Imperialism happens when one country uses its resources to extend political or economic control over another country or region of the world. After decades of trade with many African countries, several European countries adopted imperial policies and began to encroach on the nations through manipulation and military force. The needs driving these changes were political, economic and social. The major powers of the time, including England, France, Spain, Germany, Italy, Portugal and Belgium, were in competition to be the most powerful nation in Europe. With Africa, each nation saw a way to gain power, spread its religious ideologies and receive new riches without having to overtax its own citizens.
The Berlin Conference of 1884-1885
At the height of imperialism in Africa, European nations held the Berlin Conference of 1884 to 1885 to negotiate and map out each country's claims in the Western portion of the continent. Also known as the Berlin West Africa Conference, the heads of states formalized their control, passed trade agreements between colonies and drafted the terms for any future colonization efforts by European powers. African national leaders and native populations were excluded from these negotiations that decided their future. Following the meetings, agents from these European states signed treaties with African leaders. These leaders saw the contracts involving their land and natural resources as mutual trade agreements. By the time they understood the full implications of the treaties they had signed, it was too late.
European Imperialism in Africa: Colonization
One of the biggest effects of imperialism in Africa was colonization. In the 15 years after the Berlin Conference, most of the continent was colonized by the seven major European nations. Countries with overcrowding and limited resources for their citizens moved large numbers of them to Africa, spreading their religion, education, social norms and cultures to that continent. African lands were divided into bureaucratic systems run through indirect rule. While this led to more structure, it left Europeans dictating all aspects of Africans' lives and left very little to their control.
Exploitation of resources had a huge effect during the colonization period and after Africa's various nations eventually became independent. For instance, after diamonds were found in the southern part of the continent, Cecil Rhodes, a British businessman and mining magnate, created the De Beers Mining Company in South Africa. This company controlled more than half the world's market in rough diamonds until the early 1980s.

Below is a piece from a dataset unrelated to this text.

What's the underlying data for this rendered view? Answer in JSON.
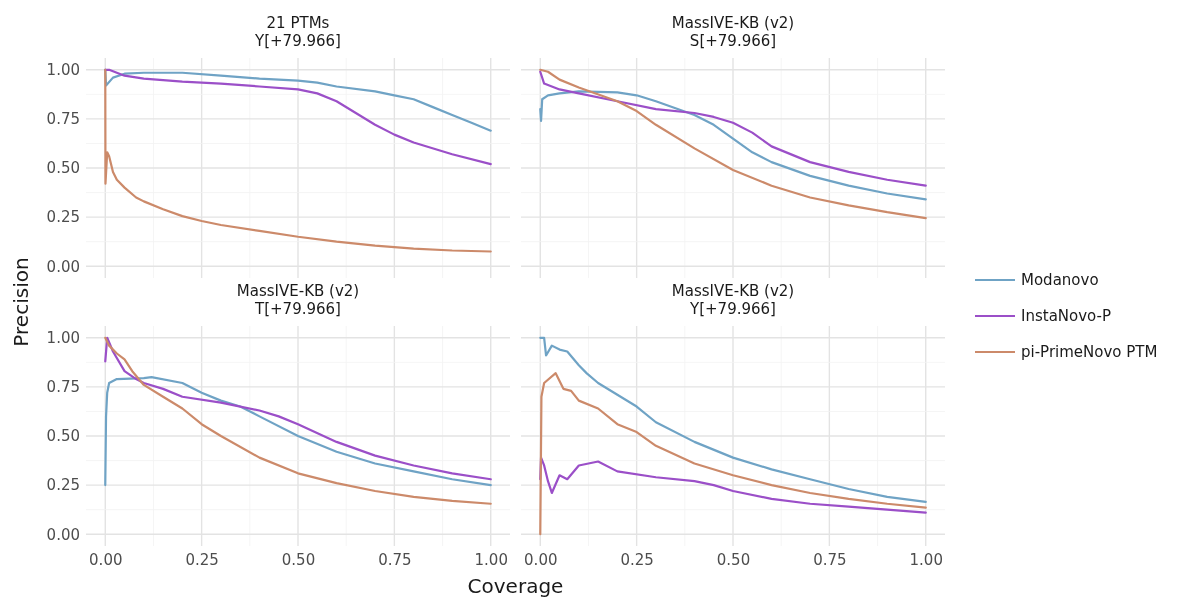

Africa After European Imperialism
Most of the continent gained independence from Europe by the 1960s. South Africa's black majority took power after nonracial, democratic elections in 1994. After fighting for decades to overcome imperialism, the continent was left with an economic system still dependent on Europe, including the factories for processing raw materials and importing goods. Another problem was currency. Under European rule, African nations could convert to European money. Without that help, the nations went through a transition period where currency was useless for foreign transactions.